Rassismus, Sexismus, Kolonialismus – nicht gerade Themen für einen entspannten Abend. Doch um genau darüber mehr zu hören, kamen am Dienstagabend zahlreiche Menschen in der Bibliothek der Augustana Hochschule in Neuendettelsau. Mirrianne Mahn war mit ihrem Debütroman „Issa“ zu Gast.
Mirrianne Mahn hat sehr viele Seiten: Sie ist Aktivistin, parteilose Stadtverordnete in Frankfurt, Künstlerin und Schriftstellerin. Und genau diese letztgenannte Rolle führte sie nach Neuendettelsau. Die 35-Jährige las aus ihrem Roman „Issa“, der vor rund einem Jahr im Rowohlt-Verlag erschien.
Issa, eine junge Frau aus Frankfurt, bekommt ein Baby. Auf Anweisung ihrer Mutter fliegt sie nach Kamerun, um Rituale zu durchlaufen, die Schwangere dort traditionell begehen. Die Zeit in Afrika öffnet Issa die Augen für ihre Familiengeschichte. Flink und mit angenehmen Tempowechseln liest Mahn einige Seiten, in denen das Publikum Issa begegnet und mit ihr gemeinsam in Douala, Kamerun, ankommt.
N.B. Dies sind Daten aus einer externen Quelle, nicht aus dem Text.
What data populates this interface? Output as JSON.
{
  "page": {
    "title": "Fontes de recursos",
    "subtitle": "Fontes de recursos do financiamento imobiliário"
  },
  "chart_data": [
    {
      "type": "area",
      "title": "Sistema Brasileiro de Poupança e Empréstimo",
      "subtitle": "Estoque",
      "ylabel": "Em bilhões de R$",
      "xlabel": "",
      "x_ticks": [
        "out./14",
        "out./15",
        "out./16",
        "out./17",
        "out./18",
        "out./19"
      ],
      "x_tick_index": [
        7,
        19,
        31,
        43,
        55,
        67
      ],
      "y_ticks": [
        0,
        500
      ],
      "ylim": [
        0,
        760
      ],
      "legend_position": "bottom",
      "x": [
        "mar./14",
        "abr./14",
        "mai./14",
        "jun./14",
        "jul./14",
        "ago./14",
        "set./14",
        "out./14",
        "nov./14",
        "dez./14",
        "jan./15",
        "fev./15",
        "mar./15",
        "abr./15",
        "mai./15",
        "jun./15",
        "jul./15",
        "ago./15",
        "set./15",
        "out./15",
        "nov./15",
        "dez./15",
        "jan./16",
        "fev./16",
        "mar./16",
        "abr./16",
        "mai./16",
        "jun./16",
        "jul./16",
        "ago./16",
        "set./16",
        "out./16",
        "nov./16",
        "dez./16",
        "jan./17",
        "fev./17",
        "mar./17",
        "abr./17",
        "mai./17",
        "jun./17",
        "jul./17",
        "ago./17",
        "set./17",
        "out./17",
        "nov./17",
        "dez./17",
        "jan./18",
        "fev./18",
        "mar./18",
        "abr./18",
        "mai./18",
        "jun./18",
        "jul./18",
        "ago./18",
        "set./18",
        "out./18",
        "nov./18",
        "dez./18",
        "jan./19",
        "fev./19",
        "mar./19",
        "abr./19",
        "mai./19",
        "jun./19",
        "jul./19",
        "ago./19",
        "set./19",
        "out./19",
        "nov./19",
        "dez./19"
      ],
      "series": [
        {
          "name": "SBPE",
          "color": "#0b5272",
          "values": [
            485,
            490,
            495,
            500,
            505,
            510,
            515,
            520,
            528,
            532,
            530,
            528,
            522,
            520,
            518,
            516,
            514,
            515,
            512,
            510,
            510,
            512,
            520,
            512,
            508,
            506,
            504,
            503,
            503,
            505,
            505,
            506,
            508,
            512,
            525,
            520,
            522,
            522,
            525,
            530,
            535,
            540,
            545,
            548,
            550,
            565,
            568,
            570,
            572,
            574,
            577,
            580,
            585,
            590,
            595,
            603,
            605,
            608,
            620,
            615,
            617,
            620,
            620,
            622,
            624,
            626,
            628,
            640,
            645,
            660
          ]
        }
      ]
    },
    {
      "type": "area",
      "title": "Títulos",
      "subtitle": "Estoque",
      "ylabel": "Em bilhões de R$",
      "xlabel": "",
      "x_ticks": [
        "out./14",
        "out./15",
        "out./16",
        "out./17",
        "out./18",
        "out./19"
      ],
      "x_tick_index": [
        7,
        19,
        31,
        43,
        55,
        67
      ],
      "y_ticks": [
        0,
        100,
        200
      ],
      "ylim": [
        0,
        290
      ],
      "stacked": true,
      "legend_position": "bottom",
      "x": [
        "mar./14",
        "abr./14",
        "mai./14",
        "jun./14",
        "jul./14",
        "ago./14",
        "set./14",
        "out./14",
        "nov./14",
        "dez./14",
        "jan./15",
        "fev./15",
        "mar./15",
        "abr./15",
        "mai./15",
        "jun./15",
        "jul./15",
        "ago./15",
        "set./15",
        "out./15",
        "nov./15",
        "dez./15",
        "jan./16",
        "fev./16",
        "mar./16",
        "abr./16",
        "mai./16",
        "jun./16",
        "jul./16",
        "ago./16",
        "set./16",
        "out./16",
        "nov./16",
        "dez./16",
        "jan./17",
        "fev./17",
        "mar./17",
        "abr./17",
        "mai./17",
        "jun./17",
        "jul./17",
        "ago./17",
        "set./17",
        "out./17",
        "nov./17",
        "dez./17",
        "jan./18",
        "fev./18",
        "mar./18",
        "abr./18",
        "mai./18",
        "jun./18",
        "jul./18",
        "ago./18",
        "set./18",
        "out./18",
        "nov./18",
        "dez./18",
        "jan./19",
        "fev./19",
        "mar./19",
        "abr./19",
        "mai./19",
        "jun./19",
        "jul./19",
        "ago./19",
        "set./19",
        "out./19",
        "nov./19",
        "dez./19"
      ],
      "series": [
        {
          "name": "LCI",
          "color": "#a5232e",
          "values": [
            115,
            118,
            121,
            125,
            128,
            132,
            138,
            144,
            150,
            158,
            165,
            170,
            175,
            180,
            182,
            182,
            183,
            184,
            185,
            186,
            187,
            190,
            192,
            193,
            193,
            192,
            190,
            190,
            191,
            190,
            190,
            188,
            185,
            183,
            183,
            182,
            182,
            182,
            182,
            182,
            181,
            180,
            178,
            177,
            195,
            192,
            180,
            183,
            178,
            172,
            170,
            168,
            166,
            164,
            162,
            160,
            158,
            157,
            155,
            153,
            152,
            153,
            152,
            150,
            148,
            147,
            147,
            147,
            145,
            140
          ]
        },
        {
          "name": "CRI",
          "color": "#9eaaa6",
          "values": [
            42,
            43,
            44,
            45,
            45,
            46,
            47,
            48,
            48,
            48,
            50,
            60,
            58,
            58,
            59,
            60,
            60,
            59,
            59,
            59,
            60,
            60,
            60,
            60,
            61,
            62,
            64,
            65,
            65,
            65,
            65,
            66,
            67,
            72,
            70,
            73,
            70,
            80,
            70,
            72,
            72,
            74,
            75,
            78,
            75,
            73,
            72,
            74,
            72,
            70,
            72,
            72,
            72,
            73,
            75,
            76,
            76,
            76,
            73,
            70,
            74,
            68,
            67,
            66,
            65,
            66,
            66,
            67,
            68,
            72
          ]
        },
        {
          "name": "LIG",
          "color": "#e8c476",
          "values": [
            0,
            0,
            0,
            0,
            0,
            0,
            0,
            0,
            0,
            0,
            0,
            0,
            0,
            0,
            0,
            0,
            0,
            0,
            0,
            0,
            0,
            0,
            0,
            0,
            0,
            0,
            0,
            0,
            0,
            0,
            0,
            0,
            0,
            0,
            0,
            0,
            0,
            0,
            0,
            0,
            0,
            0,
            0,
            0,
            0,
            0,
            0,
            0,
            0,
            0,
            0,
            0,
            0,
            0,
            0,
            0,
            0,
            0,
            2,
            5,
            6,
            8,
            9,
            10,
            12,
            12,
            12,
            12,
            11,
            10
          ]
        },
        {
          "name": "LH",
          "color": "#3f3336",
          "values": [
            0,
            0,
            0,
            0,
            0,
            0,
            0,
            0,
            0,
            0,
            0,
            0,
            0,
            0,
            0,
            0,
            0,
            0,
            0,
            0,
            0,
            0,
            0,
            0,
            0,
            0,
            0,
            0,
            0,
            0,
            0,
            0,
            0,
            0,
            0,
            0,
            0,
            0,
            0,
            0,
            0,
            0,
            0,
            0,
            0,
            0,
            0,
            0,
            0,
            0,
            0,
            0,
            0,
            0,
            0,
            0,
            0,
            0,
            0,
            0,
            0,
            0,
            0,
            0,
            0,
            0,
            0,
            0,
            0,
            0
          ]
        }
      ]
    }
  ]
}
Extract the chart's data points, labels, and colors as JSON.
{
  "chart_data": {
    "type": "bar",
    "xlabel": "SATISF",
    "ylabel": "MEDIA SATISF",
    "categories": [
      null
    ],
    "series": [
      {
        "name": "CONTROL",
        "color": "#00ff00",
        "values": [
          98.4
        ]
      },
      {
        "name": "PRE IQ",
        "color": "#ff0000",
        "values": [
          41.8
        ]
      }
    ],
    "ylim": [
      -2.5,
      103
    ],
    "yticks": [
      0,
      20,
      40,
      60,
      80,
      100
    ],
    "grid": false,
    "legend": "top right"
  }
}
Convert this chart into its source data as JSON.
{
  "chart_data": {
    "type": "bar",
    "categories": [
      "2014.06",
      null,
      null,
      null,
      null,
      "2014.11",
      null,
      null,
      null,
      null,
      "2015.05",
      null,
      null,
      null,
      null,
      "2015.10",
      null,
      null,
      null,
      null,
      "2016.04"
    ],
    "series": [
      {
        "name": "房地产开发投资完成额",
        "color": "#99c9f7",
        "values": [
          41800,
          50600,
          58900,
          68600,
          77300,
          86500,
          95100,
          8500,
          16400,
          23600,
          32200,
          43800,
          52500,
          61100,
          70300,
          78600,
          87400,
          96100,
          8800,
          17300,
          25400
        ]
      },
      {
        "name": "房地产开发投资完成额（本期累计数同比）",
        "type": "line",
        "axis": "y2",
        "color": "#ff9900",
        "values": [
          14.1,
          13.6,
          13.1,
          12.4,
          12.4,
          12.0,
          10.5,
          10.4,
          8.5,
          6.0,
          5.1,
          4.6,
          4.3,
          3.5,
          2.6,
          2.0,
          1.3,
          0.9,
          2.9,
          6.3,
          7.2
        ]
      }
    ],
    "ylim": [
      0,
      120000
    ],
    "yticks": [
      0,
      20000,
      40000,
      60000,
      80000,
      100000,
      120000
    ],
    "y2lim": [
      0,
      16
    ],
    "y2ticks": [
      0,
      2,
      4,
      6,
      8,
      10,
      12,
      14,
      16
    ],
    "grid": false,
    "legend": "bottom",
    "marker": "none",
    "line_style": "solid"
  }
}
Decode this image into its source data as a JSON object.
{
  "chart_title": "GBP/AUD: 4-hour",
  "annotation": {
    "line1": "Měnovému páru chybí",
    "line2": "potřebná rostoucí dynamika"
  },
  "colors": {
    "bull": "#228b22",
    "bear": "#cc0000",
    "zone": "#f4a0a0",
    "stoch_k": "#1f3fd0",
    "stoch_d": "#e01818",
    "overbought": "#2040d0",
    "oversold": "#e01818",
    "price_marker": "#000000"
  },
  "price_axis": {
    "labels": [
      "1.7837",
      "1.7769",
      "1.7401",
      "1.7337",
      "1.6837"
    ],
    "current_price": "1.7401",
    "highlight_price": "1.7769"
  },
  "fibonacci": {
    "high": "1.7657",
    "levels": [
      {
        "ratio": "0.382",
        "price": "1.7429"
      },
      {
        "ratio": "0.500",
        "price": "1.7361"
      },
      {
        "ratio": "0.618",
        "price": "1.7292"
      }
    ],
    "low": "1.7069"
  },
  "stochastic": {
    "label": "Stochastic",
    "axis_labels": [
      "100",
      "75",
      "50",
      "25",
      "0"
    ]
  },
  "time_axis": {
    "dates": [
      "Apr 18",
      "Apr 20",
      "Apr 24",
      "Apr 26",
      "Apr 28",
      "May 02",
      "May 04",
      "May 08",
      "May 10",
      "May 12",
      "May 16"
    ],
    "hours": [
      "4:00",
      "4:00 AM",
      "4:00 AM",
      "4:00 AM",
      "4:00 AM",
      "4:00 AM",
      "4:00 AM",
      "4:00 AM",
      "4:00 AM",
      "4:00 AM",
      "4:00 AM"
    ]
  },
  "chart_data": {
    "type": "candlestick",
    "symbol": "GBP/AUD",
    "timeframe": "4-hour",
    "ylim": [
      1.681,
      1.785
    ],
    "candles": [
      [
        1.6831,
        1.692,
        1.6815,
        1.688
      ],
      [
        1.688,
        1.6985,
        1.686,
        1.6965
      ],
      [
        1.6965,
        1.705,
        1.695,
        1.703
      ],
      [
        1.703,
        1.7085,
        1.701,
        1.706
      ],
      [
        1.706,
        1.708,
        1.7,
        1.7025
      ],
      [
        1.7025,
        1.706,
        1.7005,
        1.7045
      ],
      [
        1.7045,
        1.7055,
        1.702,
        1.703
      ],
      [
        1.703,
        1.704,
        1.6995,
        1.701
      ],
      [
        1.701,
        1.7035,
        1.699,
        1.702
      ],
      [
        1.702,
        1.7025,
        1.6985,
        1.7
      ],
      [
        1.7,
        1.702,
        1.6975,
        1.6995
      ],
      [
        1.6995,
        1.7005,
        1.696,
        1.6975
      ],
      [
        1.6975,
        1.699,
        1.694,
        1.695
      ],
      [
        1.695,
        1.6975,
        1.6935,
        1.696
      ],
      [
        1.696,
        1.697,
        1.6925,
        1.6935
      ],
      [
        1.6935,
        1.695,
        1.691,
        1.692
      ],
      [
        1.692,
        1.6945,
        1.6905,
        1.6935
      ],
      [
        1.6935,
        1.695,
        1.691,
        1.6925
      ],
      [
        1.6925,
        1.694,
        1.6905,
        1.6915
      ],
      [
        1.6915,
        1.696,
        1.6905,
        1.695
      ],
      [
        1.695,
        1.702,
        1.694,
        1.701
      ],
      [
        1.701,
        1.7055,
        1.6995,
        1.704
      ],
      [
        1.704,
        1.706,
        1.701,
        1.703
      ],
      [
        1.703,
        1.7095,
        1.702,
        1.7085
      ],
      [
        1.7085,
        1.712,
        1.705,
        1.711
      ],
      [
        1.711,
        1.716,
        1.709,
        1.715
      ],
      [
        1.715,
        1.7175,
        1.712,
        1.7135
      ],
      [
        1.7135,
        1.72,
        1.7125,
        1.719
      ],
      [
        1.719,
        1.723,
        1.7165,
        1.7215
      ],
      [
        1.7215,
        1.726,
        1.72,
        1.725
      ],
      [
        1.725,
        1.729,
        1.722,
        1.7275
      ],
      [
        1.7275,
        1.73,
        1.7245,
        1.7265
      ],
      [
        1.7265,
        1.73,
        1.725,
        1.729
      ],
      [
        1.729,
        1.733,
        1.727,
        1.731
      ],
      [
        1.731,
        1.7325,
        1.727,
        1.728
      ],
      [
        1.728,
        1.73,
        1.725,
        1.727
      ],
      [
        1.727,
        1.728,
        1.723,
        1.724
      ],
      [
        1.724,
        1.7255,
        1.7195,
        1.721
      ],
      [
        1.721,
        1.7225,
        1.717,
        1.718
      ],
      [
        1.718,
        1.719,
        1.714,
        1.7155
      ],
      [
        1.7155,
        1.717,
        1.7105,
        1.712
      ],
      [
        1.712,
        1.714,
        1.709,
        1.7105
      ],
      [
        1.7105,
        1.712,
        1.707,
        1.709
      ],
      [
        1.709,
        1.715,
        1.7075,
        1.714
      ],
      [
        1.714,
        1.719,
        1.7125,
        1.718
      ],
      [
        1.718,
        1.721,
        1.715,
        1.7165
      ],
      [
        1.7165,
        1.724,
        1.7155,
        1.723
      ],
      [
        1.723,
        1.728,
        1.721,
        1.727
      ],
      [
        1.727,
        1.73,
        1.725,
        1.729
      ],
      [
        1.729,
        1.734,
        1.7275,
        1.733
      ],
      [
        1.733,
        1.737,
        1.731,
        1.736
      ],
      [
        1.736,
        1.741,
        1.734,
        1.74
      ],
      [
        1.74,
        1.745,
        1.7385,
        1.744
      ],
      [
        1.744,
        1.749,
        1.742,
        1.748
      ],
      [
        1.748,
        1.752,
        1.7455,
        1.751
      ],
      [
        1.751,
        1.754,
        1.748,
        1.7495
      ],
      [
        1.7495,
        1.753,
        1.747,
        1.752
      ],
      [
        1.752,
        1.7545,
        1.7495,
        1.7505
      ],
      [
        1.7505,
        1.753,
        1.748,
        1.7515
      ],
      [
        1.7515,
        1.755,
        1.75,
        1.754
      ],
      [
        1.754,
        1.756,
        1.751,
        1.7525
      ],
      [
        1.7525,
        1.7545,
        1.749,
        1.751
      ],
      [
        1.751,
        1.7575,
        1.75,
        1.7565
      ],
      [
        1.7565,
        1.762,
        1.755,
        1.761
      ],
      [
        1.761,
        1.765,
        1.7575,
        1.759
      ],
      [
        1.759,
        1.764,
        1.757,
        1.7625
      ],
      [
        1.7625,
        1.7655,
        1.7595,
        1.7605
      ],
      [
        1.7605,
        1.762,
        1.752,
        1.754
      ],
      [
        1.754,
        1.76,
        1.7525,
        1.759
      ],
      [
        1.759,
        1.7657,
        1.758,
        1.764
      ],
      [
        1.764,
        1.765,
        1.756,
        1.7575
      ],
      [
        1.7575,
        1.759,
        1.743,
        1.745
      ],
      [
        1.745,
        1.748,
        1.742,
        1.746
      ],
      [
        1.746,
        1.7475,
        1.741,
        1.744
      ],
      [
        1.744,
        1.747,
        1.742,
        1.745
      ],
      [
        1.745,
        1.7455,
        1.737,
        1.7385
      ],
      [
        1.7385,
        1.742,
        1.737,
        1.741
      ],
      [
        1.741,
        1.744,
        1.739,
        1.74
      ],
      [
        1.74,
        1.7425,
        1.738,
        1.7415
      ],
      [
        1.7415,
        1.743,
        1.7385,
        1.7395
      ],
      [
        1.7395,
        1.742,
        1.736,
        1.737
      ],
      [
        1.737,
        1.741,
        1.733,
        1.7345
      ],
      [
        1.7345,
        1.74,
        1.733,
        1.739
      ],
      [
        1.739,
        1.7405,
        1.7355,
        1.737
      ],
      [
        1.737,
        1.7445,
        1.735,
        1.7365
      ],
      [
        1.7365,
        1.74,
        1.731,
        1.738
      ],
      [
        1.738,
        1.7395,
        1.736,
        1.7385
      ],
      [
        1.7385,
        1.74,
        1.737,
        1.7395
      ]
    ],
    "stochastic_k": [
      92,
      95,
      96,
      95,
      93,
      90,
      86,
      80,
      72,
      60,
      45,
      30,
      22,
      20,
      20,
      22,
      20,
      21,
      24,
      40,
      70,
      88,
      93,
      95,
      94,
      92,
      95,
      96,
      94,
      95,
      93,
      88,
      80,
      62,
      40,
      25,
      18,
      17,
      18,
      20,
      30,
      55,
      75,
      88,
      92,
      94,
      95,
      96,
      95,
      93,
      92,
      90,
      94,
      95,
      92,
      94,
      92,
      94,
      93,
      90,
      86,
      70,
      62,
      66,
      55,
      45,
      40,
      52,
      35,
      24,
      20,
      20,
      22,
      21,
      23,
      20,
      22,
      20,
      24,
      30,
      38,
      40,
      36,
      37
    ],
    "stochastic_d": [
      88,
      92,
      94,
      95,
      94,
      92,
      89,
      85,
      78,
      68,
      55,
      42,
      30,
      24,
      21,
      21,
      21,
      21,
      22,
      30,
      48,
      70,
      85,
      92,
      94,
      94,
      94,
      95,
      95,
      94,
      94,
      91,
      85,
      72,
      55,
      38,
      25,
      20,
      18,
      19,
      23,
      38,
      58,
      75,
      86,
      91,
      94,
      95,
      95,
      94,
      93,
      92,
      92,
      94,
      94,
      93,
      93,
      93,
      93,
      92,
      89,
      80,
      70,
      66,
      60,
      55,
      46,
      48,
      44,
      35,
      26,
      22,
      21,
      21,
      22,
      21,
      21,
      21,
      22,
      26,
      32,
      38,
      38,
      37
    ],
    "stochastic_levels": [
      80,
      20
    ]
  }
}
Mirrianne Mahn verwebt fünf Leben miteinander. Mehrere Generationen an Frauen aus Kamerun, die um ein selbstbestimmtes Leben kämpfen. Kapitel für Kapitel nähern sich die Geschichten an. Schon bald wird klar: Es handelt sich um eine Familie. Lesende erleben im Buch die Kolonialherrschaft der Deutschen aus der kamerunischen-femininen Perspektive. Später die Übernahme der Briten und Franzosen. Mahn ruft damit die grausamen Verbrechen der Kolonialzeit ins Bewusstsein.
Mit der Protagonistin Issa schafft die Schriftstellerin die Verbindung zur Gegenwart. Geschickt humorvoll und in der Ich-Perspektive schildert Mahn Issas Erlebnisse und Gedanken. „Dabei fühlt man sich hoffentlich immer wieder mal ertappt“, beschreibt Mahn im Gespräch ihr Ziel. Das gelingt. Zum Beispiel, wenn Issa an Rassismuserfahrungen in ihrer Jugend zurückdenkt: fremdenfeindliche Situationen, die in Deutschland zum – traurigen – Alltag gehören.
Diese Schilderungen hat die Autorin aus ihrem eigenen Leben in den Roman eingebracht. „Ich wollte mir da keine Dinge ausdenken“, erklärt Mahn. Ein paar weitere offensichtliche Fakten habe sie aus ihrem Leben übernommen. Issa ist wie Mahn in Kamerun geboren, im Hunsrück aufgewachsen und dann nach Frankfurt gezogen. „Ansonsten ist es Fiktion“, sagt Mahn. Die Personen sind ausgedacht. Doch das Buch ist prall gefüllt mit Fakten und Wissen. Es ist ein Roman, der bildet, berührt und bewegt. Das war in der Bibliothek der Hochschule zu spüren.
Mahn las eine zweite düstere Passage aus den Jahren 1903 bis 1904. Sie endete mit einem Lied, das im Buch mehrfach vorkommt. Gefühlvoll sang Mahn die Zeilen und schlug das Buch zu. Stille. Die Emotionen erfassten auch die Autorin sichtlich.
Den Raum für Fragen nutzten die Besuchenden rege. Mahn antwortete mit breitem Wissen, Anekdoten und Klarheit – aber immer mit Hoffnung, immer mit Humor. Ihr lautes, volles Lachen verlieh dem Abend trotz der schweren Themen eine gewisse Leichtigkeit.